The timing couldn’t be better for me to write this blog post, as I’ve just had a negative experience trying to buy a new exercise bike online this week.
You’ll notice I said ‘trying’, as I’ve already picked out the one I want but it’s been two days now and I’m still waiting for a proper answer from the store!
It’s frustrating as online shopping is meant to be instant, convenient and fun. That exercise bike has just turned into the proverbial sandcastle: incredibly beautiful when it’s built but just one little mistake washed it all away.
If you don’t convert visitors into customers, you’re losing sales!
It’s the smart business owner that knows a successful website goes hand in hand with conversion rates. Sales are essential to maintain your business, and to sell your products and/or services you need a website that is optimised to convert — otherwise it’s just a pretty online brochure.
We all get overwhelmed sometimes by the sheer amount of work we have to do to be successful, but let’s take a moment to break it down into bite-size pieces so you can better understand how to convert visitors into customers.
1. Focus on benefits, not features
Caring about features comes secondary to your potential buyers. Quite logically, your customer doesn’t place the most importance on the whiz-bang features of your product; they care about the benefits.
How is the product going to benefit them, make their life easier, help them achieve their goal? Describe exactly what problems your product solves, and you’ll routinely convert more sales than if you waffled on only about features.
2. Give helpful answers to streamline the sales process
With my experience this week, the store did email me back promptly (fabulous!), but all they did was answer my questions with more questions.
I don’t have time for this, was my first thought. Offer me a range of solutions based on the scenario I gave you and your previous experience.
Because I was desperate for this bike and it came with a great deal, I (stupidly) wrote back, helping them. Do you see where I’m going with this? I shouldn’t have to help them. I’m the customer!
I’ll rephrase, I was the customer. As you build your product pages, pre-empt questions that your visitor may ask and throw them a bone by threading the answers throughout your website and product descriptions. You need to anticipate your audience’s reactions to what you’re offering.
3. Understand the importance of copywriting
First and foremost, your sales copy either sells for you or it doesn’t. Learning to write like a pro takes practice, and with anything practice makes perfect. The more you do it, the better and faster you’ll become.

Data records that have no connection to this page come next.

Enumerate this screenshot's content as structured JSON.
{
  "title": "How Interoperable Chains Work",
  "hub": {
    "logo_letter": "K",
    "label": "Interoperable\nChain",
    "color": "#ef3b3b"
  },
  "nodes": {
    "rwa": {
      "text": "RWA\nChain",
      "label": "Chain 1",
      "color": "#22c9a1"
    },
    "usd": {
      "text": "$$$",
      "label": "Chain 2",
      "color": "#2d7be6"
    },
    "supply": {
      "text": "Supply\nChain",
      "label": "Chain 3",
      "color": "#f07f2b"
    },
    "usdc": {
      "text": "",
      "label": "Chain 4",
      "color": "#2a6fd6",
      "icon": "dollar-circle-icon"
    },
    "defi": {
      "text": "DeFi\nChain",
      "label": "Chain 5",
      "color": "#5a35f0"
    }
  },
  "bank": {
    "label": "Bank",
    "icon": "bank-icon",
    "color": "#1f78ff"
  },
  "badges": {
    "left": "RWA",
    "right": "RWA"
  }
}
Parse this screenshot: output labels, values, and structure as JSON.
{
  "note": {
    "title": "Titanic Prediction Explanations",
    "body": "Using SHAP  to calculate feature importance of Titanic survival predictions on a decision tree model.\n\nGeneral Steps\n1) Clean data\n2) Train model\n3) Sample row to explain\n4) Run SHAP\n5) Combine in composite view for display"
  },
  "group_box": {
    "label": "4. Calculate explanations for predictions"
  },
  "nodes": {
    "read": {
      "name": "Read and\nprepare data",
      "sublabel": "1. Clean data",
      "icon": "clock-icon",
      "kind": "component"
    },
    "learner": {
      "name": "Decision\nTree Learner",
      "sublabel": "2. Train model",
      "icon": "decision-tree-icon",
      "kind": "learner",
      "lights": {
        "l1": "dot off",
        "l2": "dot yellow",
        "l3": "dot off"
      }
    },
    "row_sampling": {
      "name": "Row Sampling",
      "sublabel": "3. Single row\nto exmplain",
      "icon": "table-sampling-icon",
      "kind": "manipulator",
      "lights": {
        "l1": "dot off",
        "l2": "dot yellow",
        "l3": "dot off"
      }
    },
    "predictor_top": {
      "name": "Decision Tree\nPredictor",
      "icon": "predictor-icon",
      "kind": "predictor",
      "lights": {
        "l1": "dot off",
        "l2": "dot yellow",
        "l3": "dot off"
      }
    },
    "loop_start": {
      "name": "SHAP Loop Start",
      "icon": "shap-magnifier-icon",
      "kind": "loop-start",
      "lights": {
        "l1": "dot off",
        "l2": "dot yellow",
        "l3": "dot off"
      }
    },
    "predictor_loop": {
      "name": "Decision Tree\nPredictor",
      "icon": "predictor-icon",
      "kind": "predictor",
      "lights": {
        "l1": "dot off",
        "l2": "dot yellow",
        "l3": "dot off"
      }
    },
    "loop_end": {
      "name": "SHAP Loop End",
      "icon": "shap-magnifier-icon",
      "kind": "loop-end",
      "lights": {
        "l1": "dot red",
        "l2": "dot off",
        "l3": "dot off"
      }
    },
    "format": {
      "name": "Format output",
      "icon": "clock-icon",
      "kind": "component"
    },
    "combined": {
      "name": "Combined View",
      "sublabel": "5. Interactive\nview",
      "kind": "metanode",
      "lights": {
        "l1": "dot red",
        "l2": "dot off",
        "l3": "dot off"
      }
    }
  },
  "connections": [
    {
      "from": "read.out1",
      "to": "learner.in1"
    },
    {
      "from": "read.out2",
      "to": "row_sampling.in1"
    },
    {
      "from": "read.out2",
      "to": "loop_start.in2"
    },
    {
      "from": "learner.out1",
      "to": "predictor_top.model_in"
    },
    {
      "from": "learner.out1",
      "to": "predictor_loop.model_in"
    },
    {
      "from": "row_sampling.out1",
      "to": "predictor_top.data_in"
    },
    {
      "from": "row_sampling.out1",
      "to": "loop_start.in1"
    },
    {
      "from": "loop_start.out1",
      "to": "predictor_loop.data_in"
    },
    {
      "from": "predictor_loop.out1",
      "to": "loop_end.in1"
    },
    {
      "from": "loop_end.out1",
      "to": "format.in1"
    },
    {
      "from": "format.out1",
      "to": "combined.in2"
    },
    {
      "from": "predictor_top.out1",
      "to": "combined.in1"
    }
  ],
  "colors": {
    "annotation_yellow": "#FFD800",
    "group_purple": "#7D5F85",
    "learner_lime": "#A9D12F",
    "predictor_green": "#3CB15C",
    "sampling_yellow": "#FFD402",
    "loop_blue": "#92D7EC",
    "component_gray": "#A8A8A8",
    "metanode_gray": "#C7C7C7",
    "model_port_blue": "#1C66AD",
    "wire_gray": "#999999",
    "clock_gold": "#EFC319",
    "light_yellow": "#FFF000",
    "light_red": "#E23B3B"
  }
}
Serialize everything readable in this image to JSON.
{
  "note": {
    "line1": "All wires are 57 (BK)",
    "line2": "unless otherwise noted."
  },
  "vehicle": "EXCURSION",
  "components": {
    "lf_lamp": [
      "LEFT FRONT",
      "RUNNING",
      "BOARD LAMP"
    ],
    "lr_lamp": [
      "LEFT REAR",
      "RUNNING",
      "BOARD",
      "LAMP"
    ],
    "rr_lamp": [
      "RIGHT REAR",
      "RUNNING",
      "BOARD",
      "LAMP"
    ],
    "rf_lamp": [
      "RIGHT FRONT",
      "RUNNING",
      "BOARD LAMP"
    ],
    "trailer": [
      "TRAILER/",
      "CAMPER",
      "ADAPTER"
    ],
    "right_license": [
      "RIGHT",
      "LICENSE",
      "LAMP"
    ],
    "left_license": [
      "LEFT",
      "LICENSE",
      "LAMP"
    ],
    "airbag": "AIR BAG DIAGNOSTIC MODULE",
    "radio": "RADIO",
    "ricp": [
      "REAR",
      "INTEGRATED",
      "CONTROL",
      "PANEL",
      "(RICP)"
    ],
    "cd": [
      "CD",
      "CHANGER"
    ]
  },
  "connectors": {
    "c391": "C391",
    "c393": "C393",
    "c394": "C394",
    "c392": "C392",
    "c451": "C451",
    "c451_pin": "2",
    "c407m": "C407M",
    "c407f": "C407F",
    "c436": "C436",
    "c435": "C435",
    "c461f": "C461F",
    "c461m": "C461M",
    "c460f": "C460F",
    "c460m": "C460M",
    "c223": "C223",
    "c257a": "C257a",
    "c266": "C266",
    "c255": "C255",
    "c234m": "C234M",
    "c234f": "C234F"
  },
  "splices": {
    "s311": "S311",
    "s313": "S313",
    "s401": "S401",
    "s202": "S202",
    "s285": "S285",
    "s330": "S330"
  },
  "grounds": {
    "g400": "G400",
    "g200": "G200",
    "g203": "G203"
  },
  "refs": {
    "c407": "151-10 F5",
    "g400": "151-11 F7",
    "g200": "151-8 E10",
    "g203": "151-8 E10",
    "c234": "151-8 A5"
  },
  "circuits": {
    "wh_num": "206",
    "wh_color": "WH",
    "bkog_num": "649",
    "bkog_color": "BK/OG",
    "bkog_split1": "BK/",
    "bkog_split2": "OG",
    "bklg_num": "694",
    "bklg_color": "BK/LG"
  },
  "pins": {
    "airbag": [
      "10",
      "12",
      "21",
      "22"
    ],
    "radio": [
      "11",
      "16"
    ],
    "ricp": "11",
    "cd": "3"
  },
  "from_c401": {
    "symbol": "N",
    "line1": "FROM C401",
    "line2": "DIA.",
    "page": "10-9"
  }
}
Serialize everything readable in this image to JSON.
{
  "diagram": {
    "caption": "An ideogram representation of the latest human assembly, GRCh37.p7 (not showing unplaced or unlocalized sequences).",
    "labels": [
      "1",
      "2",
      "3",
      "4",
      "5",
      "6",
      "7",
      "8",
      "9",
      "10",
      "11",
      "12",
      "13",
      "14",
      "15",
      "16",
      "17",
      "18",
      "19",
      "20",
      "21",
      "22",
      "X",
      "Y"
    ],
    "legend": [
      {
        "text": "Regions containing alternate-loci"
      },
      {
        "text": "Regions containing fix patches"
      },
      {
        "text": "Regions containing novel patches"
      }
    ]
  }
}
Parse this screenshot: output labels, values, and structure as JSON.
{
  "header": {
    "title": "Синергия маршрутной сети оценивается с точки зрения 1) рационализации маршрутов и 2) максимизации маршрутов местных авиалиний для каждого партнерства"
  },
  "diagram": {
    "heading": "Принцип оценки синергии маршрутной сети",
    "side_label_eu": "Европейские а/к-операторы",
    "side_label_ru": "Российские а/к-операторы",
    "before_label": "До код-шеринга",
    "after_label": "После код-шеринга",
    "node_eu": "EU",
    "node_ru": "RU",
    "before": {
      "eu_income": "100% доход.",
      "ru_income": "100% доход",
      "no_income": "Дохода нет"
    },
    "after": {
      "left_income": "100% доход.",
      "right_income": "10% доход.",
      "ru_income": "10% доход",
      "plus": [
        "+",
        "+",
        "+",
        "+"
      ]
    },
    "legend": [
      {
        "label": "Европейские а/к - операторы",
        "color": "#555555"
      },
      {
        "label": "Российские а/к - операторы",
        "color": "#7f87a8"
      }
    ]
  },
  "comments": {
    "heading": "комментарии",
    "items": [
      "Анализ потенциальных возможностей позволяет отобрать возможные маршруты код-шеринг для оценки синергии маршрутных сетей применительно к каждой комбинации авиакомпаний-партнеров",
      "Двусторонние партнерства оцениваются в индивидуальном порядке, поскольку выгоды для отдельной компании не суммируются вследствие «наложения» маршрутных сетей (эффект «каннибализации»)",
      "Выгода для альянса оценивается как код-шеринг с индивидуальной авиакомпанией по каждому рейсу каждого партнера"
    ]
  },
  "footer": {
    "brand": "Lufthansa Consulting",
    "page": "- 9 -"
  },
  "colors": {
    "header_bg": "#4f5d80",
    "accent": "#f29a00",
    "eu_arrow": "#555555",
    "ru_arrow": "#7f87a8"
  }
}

If writing copy is really not one of your strengths, then it’s a wise move to hire a professional copywriter to do this for you. The copy you receive will pay for itself over and over again because it’ll convert visitors into customers.
4. Use attractive images and make your product the hero
The website images paired with your products can make or break the sale. Bad, ugly or blurry images will subconsciously kill any desire for an item. It’s worth putting in a little more time to ensure your images do your products justice.
I could go on and on about colour palette and philosophy here, being a graphic designer, but you get the idea. A golden rule for your colour palette is keep to the ‘maximum three colour rule’. At the very most you can use four colours (the fourth colour being an accent only).
5. Get what you want with the call to action (CTA)
To reiterate from my last post, 12 eCommerce Website Tips that Will Boost Your Sales, conversions are all about directing your audience to what they should do next with pretty buttons, graphics and/or links. One of the biggest sales dampeners is the wishy-washy or nonexistent CTA. Make your CTAs matter, and make them clean, concise and purposeful.
6. Stay ahead of the traffic curve with search engine optimisation (SEO)
Do take the time to write unique titles and meta descriptions/excerpts for each and every page, post and product on your website. Google, as sophisticated as she is, thinks the very same meta data on different pages means duplicate content, and these days she may even penalise you for it.
Side note (I get question a lot): How do you know if Google has already penalised you for something you weren’t even aware of? Answer: You can check in your Google Webmaster Tools dashboard to see if Google has sent you a very obvious notification (you’ll see a new message pop up) of a penalty.
Deploy these tips on your website and convert visitors into customers
So, there you have it — more ideas for you to ponder. Sometimes all it takes are some minor tweaks here and there to improve conversion rates.
The great news (especially if you have a self-hosted WordPress website) is the power is in your hands to make your website a lean, mean, 24/7 selling machine! Go out there and make it happen.